As flores entregues há 50 anos aos militares no Largo do Carmo muito provavelmente foram produzidas no Algarve. Guilhermina Madeira era regente no então Posto Agrário de Tavira e recorda esses dias.

Enquanto os capitães de Abril ultimavam os preparativos para a revolução que, no dia seguinte, haveria de pôr fim à ditadura, no Posto Agrário de Tavira era dia de azáfama nas estufas. Há oito anos que aquelas estruturas de madeira e vidro tinham sido instaladas no coração da estação experimental algarvia para o cultivo e estudo de diferentes variedades de cravos. Quarta-feira era dia de colheita. “Mandávamos daqui para Lisboa às segundas, quartas e sextas”, recorda Guilhermina Madeira, então regente agrícola no actual Centro de Experimentação Agrária de Tavira (CEAT).

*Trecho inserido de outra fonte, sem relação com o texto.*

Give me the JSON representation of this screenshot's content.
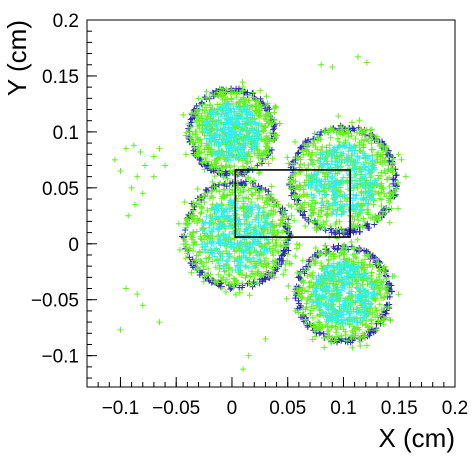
{
  "chart_data": {
    "type": "scatter",
    "title": "",
    "xlabel": "X (cm)",
    "ylabel": "Y (cm)",
    "xlim": [
      -0.13,
      0.2
    ],
    "ylim": [
      -0.128,
      0.2
    ],
    "grid": false,
    "legend": "none",
    "x_ticks": [
      -0.1,
      -0.05,
      0,
      0.05,
      0.1,
      0.15,
      0.2
    ],
    "x_tick_labels": [
      "−0.1",
      "−0.05",
      "0",
      "0.05",
      "0.1",
      "0.15",
      "0.2"
    ],
    "y_ticks": [
      -0.1,
      -0.05,
      0,
      0.05,
      0.1,
      0.15,
      0.2
    ],
    "y_tick_labels": [
      "−0.1",
      "−0.05",
      "0",
      "0.05",
      "0.1",
      "0.15",
      "0.2"
    ],
    "marker": "plus",
    "colors": {
      "rim": "#2a2ab4",
      "body": "#66ee22",
      "core": "#33eeee",
      "rect": "#000000"
    },
    "clusters": [
      {
        "center": [
          0.0,
          0.1
        ],
        "radius": 0.038
      },
      {
        "center": [
          0.1,
          0.057
        ],
        "radius": 0.047
      },
      {
        "center": [
          0.004,
          0.008
        ],
        "radius": 0.047
      },
      {
        "center": [
          0.1,
          -0.045
        ],
        "radius": 0.042
      }
    ],
    "rectangle": {
      "x0": 0.003,
      "x1": 0.106,
      "y0": 0.006,
      "y1": 0.066
    },
    "outliers": [
      [
        -0.095,
        0.085
      ],
      [
        -0.088,
        0.088
      ],
      [
        -0.082,
        0.082
      ],
      [
        -0.078,
        0.07
      ],
      [
        -0.085,
        0.06
      ],
      [
        -0.09,
        0.05
      ],
      [
        -0.1,
        0.065
      ],
      [
        -0.07,
        0.078
      ],
      [
        -0.065,
        0.085
      ],
      [
        -0.08,
        0.045
      ],
      [
        -0.087,
        0.035
      ],
      [
        -0.093,
        0.025
      ],
      [
        -0.07,
        0.06
      ],
      [
        -0.06,
        0.07
      ],
      [
        -0.105,
        0.075
      ],
      [
        -0.095,
        -0.04
      ],
      [
        -0.085,
        -0.045
      ],
      [
        -0.08,
        -0.055
      ],
      [
        -0.1,
        -0.077
      ],
      [
        -0.065,
        -0.07
      ],
      [
        0.015,
        -0.1
      ],
      [
        0.03,
        -0.085
      ],
      [
        0.01,
        -0.112
      ],
      [
        0.08,
        0.16
      ],
      [
        0.113,
        0.167
      ],
      [
        0.121,
        0.162
      ],
      [
        0.09,
        0.158
      ]
    ]
  }
}
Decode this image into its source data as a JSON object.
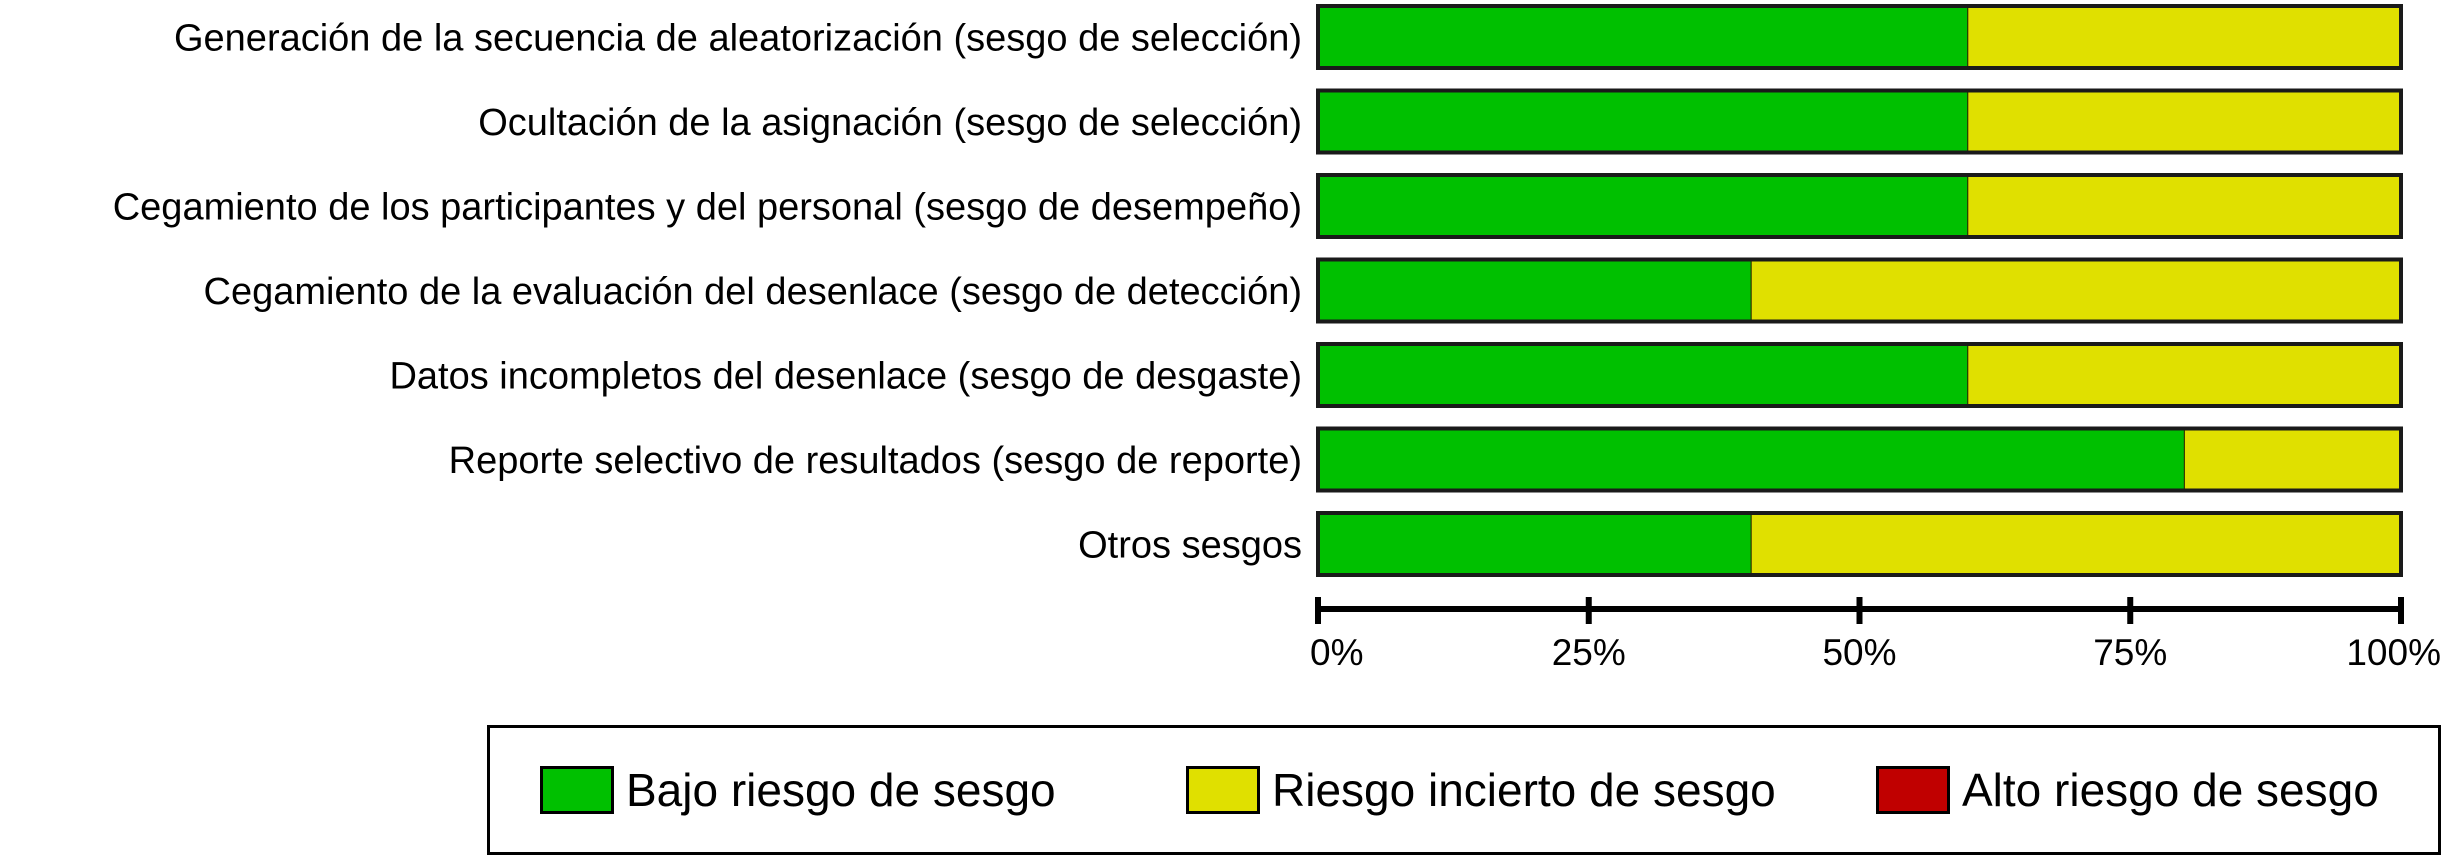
{
  "chart_data": {
    "type": "bar",
    "orientation": "horizontal",
    "stacked": true,
    "percent": true,
    "categories": [
      "Generación de la secuencia de aleatorización (sesgo de selección)",
      "Ocultación de la asignación (sesgo de selección)",
      "Cegamiento de los participantes y del personal (sesgo de desempeño)",
      "Cegamiento de la evaluación del desenlace (sesgo de detección)",
      "Datos incompletos del desenlace (sesgo de desgaste)",
      "Reporte selectivo de resultados (sesgo de reporte)",
      "Otros sesgos"
    ],
    "series": [
      {
        "name": "Bajo riesgo de sesgo",
        "color": "#00c000",
        "values": [
          60,
          60,
          60,
          40,
          60,
          80,
          40
        ]
      },
      {
        "name": "Riesgo incierto de sesgo",
        "color": "#e0e000",
        "values": [
          40,
          40,
          40,
          60,
          40,
          20,
          60
        ]
      },
      {
        "name": "Alto riesgo de sesgo",
        "color": "#c00000",
        "values": [
          0,
          0,
          0,
          0,
          0,
          0,
          0
        ]
      }
    ],
    "x_ticks": [
      0,
      25,
      50,
      75,
      100
    ],
    "x_tick_labels": [
      "0%",
      "25%",
      "50%",
      "75%",
      "100%"
    ],
    "xlim": [
      0,
      100
    ],
    "grid": false,
    "legend_position": "bottom"
  }
}
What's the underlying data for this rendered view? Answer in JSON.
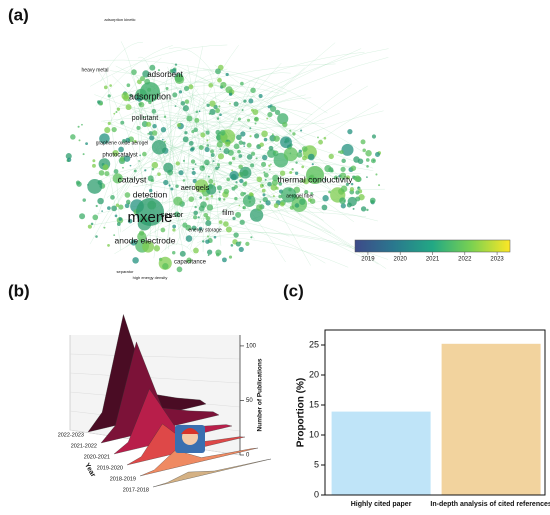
{
  "chart_data": [
    {
      "type": "network",
      "panel": "(a)",
      "node_labels": [
        "mxene",
        "adsorption",
        "adsorbent",
        "pollutant",
        "photocatalyst",
        "graphene oxide aerogel",
        "catalyst",
        "detection",
        "sensor",
        "aerogels",
        "film",
        "energy storage",
        "anode electrode",
        "capacitance",
        "thermal conductivity",
        "aerogel fiber",
        "heavy metal",
        "adsorption kinetic",
        "separator",
        "high energy density"
      ],
      "colorbar": {
        "lim": [
          2018.6,
          2023.4
        ],
        "ticks": [
          2019,
          2020,
          2021,
          2022,
          2023
        ],
        "colors": [
          "#3e4a89",
          "#2a788e",
          "#22a884",
          "#7ad151",
          "#fde725"
        ]
      }
    },
    {
      "type": "area3d",
      "panel": "(b)",
      "categories": [
        "2022-2023",
        "2021-2022",
        "2020-2021",
        "2019-2020",
        "2018-2019",
        "2017-2018"
      ],
      "values": [
        100,
        85,
        52,
        30,
        16,
        6
      ],
      "colors": [
        "#4a0c24",
        "#7c1238",
        "#b81e4a",
        "#de4848",
        "#ef8a62",
        "#d4b184"
      ],
      "zlim": [
        0,
        110
      ],
      "zticks": [
        0,
        50,
        100
      ],
      "xlabel": "Year",
      "zlabel": "Number of Publications"
    },
    {
      "type": "bar",
      "panel": "(c)",
      "categories": [
        "Highly cited paper",
        "In-depth analysis of cited references"
      ],
      "values": [
        13.9,
        25.2
      ],
      "colors": [
        "#bfe4f8",
        "#f2d39e"
      ],
      "ylim": [
        0,
        27.5
      ],
      "yticks": [
        0,
        5,
        10,
        15,
        20,
        25
      ],
      "ylabel": "Proportion (%)"
    }
  ]
}
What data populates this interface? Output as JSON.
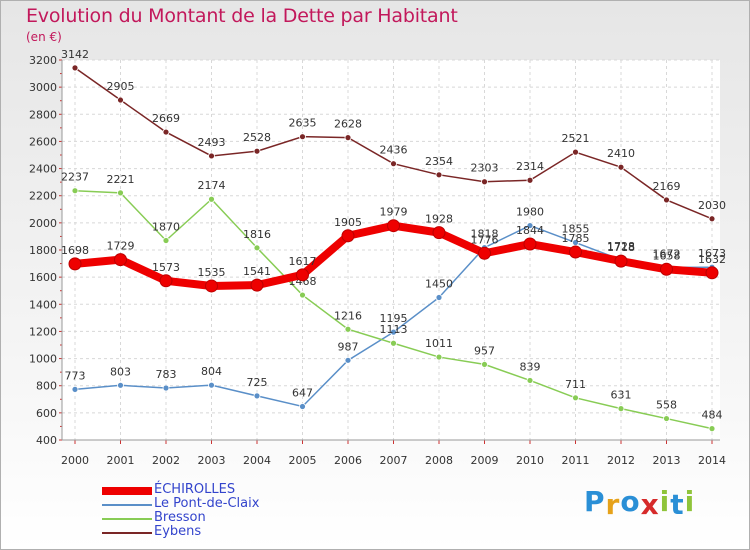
{
  "header": {
    "title": "Evolution du Montant de la Dette par Habitant",
    "unit": "(en €)"
  },
  "logo": {
    "text": "Proxiti",
    "letters": [
      "P",
      "r",
      "o",
      "x",
      "i",
      "t",
      "i"
    ],
    "colors": [
      "#2a8fd6",
      "#e6a21a",
      "#2a8fd6",
      "#d62a2a",
      "#8fc43a",
      "#2a8fd6",
      "#8fc43a"
    ]
  },
  "chart_data": {
    "type": "line",
    "title": "Evolution du Montant de la Dette par Habitant",
    "ylabel": "(en €)",
    "xlabel": "",
    "x": [
      2000,
      2001,
      2002,
      2003,
      2004,
      2005,
      2006,
      2007,
      2008,
      2009,
      2010,
      2011,
      2012,
      2013,
      2014
    ],
    "ylim": [
      400,
      3200
    ],
    "ytick_step": 200,
    "grid": true,
    "legend_position": "bottom-left",
    "series": [
      {
        "name": "ÉCHIROLLES",
        "color": "#ee0000",
        "emphasis": true,
        "values": [
          1698,
          1729,
          1573,
          1535,
          1541,
          1617,
          1905,
          1979,
          1928,
          1776,
          1844,
          1785,
          1718,
          1658,
          1632
        ]
      },
      {
        "name": "Le Pont-de-Claix",
        "color": "#5a8fc8",
        "emphasis": false,
        "values": [
          773,
          803,
          783,
          804,
          725,
          647,
          987,
          1195,
          1450,
          1818,
          1980,
          1855,
          1728,
          1672,
          1673
        ]
      },
      {
        "name": "Bresson",
        "color": "#88cc55",
        "emphasis": false,
        "values": [
          2237,
          2221,
          1870,
          2174,
          1816,
          1468,
          1216,
          1113,
          1011,
          957,
          839,
          711,
          631,
          558,
          484
        ]
      },
      {
        "name": "Eybens",
        "color": "#7a2626",
        "emphasis": false,
        "values": [
          3142,
          2905,
          2669,
          2493,
          2528,
          2635,
          2628,
          2436,
          2354,
          2303,
          2314,
          2521,
          2410,
          2169,
          2030
        ]
      }
    ]
  }
}
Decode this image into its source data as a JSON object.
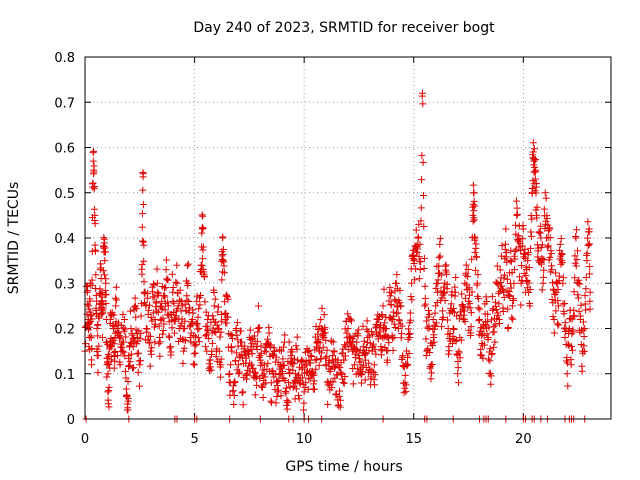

Os botões que estivessem totalmente floridos eram cortados pelo pé, colocados em cestas de cana e enviados no camião que vinha desde Vila Real de Santo António “apanhando junto à EN125 as sacas com os produtos hortícolas”, “as ervilhas, as favas”, produzidas nesta zona do Algarve para depois serem vendidos no mercado da Ribeira, em Lisboa. Terá sido ali que foram comprados os cravos para celebrar o primeiro aniversário do restaurante onde trabalhava Celeste Caeiro, a mulher que, para não se estragarem as flores com o fecho do espaço devido à revolução nas ruas, levou uma braçada de cravos em direcção a casa. Chegada à Rua do Carmo, deu o primeiro a um militar numa chaimite que lhe pedira um cigarro para depois, sem fumo mas flor, o mergulhar no cano da espingarda.
Talvez nunca se venha a ter certeza se aquele cravo inaugural nasceu mesmo em Tavira, mas o gesto multiplicado, tão casual quanto poético, que daria nome à Revolução dos Cravos, terá tido muitas pétalas vindas do posto algarvio. “Em Pegões, ainda não havia. Posteriormente, também houve umas [estufas] no Montijo. Mas penso que, naquela altura, basicamente éramos os únicos [a produzir cravos em Portugal]”, aponta Guilhermina, hoje com 78 anos. Do protagonismo das suas flores, no entanto, só saberia na segunda-feira seguinte.